In deze zaak heeft de voorzieningenrechter van de Rechtbank Rotterdam op 20 februari 2017 uitspraak gedaan op een verzoek om voorlopige voorziening van [verzoeker] tegen een last onder dwangsom opgelegd door de Autoriteit Financiële Markten (AFM). De AFM had op 21 december 2016 een last onder dwangsom opgelegd aan [verzoeker] wegens overtreding van artikel 5:20, eerste lid, van de Algemene wet bestuursrecht (Awb). Dit besluit hield in dat [verzoeker] informatie moest verstrekken over de activiteiten van [onderneming], met de dreiging van een dwangsom van € 5.000,- per dag bij niet-naleving. De AFM had tevens bepaald dat het bestreden besluit openbaar zou worden gemaakt als de dwangsom werd verbeurd.

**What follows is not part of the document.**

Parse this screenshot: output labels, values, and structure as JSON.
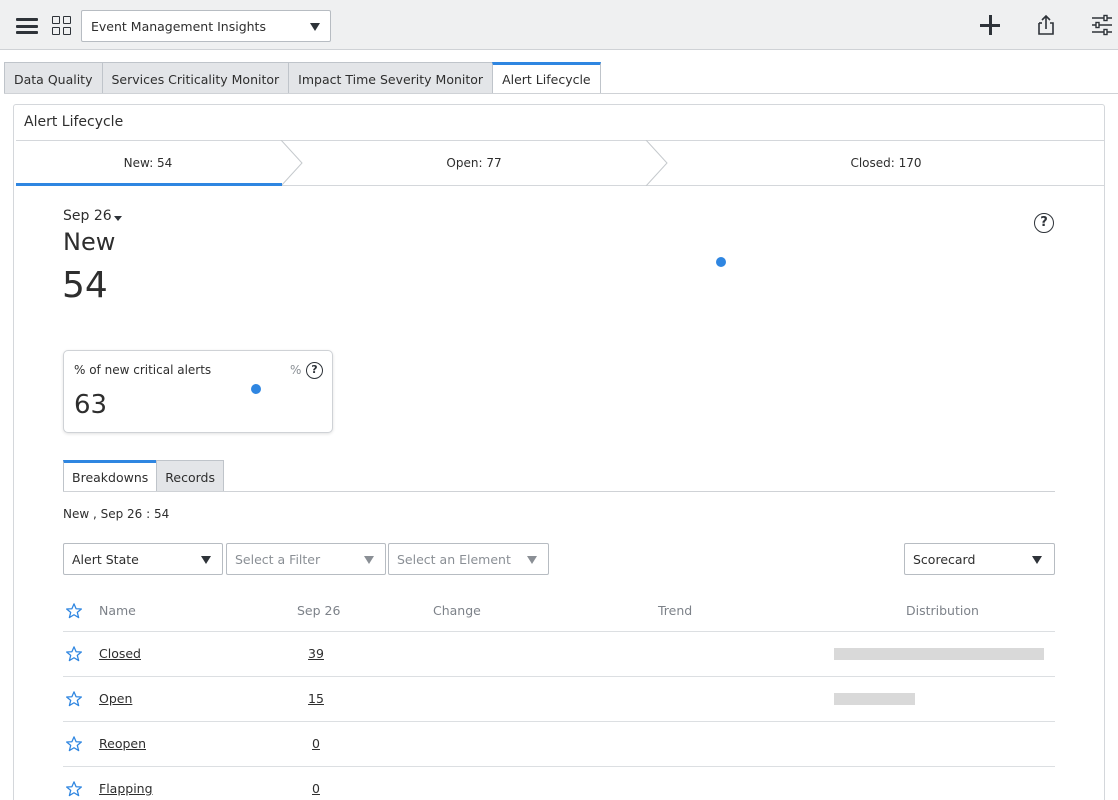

[Verzoeker] heeft bezwaar gemaakt tegen dit besluit en verzocht om een voorlopige voorziening. Tijdens de zitting op 6 februari 2017 heeft de voorzieningenrechter vastgesteld dat de AFM onvoldoende specifiek had gereageerd op de door [verzoeker] aangedragen argumenten. De voorzieningenrechter oordeelde dat de AFM zich terecht op het standpunt stelde dat er geen strijd was met het territorialiteitsbeginsel, maar dat de AFM wel meer duidelijkheid had moeten geven over de noodzaak van de informatie. De voorzieningenrechter heeft het verzoek om voorlopige voorziening gedeeltelijk toegewezen, waarbij de openbaarmaking van de namen van [verzoeker] en de onderneming werd geschorst, en de begunstigingstermijn van de last onder dwangsom werd verlengd tot 27 februari 2017.
De voorzieningenrechter heeft geoordeeld dat de AFM niet gehouden was om voorafgaand aan het informatieverzoek contact op te nemen met een buitenlandse toezichthouder en dat de last onder dwangsom rechtmatig was. De voorzieningenrechter heeft de AFM ook veroordeeld tot vergoeding van de proceskosten van [verzoeker].